GTSAM Toy Problem
Authors: Nitin J. Sanket and Chahat Deep Singh.
This is a Toy Example to perform SLAM (Simultaneous Localization and Mapping) on a 2D Map. The robot moves around the scene, gets a noisy estimate (distance and direction) of the observed landmarks (you cannot see all landmarks at once) from a simulated LIDAR/Camera sensor.
This code simulates the environment, robot movement, robot observations and then formulates the SLAM problem as a Factor Graph using the famous GTSAM graph optimization framework.
- The accompanying Video lecture for this Toy Problem is can be found here.
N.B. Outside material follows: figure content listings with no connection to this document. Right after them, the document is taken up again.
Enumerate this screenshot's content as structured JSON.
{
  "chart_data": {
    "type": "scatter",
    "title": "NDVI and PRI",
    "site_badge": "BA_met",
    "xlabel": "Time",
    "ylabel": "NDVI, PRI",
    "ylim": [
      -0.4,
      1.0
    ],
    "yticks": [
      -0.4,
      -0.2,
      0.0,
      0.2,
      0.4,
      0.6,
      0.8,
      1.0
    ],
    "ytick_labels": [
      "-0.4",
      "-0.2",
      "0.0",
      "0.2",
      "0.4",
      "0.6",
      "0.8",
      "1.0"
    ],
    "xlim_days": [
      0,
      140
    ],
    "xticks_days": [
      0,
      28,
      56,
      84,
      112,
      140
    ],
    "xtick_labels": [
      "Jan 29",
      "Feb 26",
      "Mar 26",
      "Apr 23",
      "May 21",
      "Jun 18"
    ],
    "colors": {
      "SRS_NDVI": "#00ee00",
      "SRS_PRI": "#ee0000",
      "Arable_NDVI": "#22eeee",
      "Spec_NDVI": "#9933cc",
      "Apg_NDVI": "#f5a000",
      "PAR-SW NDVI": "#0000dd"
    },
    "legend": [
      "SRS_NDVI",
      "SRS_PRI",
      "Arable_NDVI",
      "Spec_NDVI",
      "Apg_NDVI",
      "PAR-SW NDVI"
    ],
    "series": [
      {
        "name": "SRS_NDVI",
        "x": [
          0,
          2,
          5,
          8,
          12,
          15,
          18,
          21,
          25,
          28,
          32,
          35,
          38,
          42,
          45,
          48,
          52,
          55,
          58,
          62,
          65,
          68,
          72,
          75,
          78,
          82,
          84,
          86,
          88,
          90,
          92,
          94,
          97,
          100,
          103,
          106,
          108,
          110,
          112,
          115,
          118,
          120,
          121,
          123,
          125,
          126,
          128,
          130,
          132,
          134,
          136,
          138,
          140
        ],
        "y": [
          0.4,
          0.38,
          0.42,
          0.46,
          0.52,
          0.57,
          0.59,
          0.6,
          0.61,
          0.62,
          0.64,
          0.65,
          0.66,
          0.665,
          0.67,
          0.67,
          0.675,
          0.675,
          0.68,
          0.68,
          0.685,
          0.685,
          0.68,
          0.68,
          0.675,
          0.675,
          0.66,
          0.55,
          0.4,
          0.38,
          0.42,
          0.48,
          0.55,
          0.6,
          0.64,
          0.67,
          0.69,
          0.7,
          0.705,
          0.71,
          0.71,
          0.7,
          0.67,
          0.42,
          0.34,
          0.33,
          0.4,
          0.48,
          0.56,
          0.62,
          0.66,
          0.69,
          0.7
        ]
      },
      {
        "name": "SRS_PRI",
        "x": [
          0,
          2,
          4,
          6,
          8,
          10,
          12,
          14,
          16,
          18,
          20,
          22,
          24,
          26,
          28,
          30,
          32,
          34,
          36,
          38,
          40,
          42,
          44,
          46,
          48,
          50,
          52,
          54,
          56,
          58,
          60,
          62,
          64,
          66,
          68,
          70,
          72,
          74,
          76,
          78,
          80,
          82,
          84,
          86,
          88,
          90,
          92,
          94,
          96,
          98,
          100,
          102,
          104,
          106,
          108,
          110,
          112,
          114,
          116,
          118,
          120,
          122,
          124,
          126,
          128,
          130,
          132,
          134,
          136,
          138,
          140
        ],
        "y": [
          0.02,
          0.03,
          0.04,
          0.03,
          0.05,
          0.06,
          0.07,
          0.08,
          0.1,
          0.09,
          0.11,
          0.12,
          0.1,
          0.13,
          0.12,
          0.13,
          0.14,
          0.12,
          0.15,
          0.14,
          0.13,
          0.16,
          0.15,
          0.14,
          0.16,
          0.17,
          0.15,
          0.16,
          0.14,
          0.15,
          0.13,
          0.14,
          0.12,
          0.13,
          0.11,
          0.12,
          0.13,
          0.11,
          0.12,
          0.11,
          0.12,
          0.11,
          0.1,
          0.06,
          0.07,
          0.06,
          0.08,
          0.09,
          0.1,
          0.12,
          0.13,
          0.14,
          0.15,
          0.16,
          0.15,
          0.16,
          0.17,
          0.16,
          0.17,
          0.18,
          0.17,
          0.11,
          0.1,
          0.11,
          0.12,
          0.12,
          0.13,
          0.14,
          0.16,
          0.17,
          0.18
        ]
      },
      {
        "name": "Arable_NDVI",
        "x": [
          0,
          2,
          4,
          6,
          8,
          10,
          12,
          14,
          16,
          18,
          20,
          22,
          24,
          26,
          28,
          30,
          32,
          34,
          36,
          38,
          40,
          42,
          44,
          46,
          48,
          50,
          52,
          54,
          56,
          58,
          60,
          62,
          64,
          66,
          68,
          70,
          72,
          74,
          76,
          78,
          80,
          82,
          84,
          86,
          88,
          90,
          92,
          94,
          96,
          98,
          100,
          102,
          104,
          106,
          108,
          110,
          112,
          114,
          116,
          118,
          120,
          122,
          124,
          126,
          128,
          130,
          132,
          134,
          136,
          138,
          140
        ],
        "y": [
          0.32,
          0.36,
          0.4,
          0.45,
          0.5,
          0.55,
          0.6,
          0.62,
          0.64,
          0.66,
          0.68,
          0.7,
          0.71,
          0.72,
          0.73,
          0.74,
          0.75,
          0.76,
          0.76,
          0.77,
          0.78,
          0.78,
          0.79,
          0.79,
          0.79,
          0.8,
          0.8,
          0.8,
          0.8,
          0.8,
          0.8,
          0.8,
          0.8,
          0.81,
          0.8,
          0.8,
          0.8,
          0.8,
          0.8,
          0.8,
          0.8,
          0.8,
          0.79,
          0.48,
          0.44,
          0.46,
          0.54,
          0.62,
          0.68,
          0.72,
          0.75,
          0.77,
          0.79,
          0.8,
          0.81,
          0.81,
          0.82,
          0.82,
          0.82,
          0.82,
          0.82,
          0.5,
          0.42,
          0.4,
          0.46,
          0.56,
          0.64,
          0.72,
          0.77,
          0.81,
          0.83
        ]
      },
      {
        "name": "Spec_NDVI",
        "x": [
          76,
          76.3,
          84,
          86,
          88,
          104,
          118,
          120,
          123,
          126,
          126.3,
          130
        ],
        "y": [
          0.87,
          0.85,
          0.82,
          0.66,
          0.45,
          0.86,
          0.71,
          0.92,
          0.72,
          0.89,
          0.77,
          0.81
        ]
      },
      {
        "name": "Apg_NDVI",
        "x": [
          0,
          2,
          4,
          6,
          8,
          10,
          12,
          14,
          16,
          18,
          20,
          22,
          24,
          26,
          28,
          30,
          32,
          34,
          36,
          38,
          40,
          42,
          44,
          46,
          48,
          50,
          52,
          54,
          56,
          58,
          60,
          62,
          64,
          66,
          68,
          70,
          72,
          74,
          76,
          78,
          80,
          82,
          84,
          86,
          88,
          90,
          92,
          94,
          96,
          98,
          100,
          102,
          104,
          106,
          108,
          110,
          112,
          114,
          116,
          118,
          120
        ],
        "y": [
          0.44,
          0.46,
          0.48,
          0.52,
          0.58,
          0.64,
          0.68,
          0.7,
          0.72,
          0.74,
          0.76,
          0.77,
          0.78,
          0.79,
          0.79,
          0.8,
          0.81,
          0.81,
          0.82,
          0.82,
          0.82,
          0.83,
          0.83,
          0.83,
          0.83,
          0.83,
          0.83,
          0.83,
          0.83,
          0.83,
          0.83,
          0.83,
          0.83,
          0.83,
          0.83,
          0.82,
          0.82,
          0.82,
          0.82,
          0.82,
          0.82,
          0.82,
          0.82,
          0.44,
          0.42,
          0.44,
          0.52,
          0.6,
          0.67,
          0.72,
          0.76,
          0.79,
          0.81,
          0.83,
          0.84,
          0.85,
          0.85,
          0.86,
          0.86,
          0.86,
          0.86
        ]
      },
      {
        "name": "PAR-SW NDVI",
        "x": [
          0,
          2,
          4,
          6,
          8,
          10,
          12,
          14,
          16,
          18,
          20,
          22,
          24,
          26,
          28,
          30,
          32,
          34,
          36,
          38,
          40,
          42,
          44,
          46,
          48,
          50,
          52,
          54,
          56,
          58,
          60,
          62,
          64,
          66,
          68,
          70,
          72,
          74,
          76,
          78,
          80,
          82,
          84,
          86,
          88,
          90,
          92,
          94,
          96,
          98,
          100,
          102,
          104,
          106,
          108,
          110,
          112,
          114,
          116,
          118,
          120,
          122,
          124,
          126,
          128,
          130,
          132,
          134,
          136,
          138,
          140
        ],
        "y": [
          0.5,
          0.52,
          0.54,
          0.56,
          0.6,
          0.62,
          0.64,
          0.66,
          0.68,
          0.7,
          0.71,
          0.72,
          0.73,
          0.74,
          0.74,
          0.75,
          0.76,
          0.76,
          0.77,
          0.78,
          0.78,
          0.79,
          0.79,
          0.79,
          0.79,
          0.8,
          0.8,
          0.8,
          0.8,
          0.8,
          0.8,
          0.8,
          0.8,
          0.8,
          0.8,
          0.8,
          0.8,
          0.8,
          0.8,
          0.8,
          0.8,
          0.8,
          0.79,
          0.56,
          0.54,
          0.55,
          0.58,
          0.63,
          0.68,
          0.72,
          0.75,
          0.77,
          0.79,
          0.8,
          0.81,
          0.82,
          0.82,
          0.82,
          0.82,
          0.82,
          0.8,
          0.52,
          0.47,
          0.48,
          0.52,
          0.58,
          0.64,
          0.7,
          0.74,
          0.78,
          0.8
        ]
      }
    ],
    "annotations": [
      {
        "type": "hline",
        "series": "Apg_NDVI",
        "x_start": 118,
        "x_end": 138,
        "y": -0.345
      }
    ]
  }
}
- The accompanying slides can be found here.
- Install GTSAM 3.2.1 from here. Try to avoid the latest version of GTSAM (GTSAM 4.0) as it has some bugs.
- Be sure to be able to run any of the example from the toolbox.
- To run this code, run the
Test1.m
script.
The assumptions made are:
- The world extends from -WorldLim to WorldLim in both X and Y directions. Refer to Test1.m script.
- You have a noisy odometry estimate with noise covariance given by [0.3 0.3 0.1] ([MovementX MovementY MovementTheta]).
- The landmark noise is given by [0.1 0.1] in m.
- Landmarks are non blocking (you can see a landmark behind another landmark).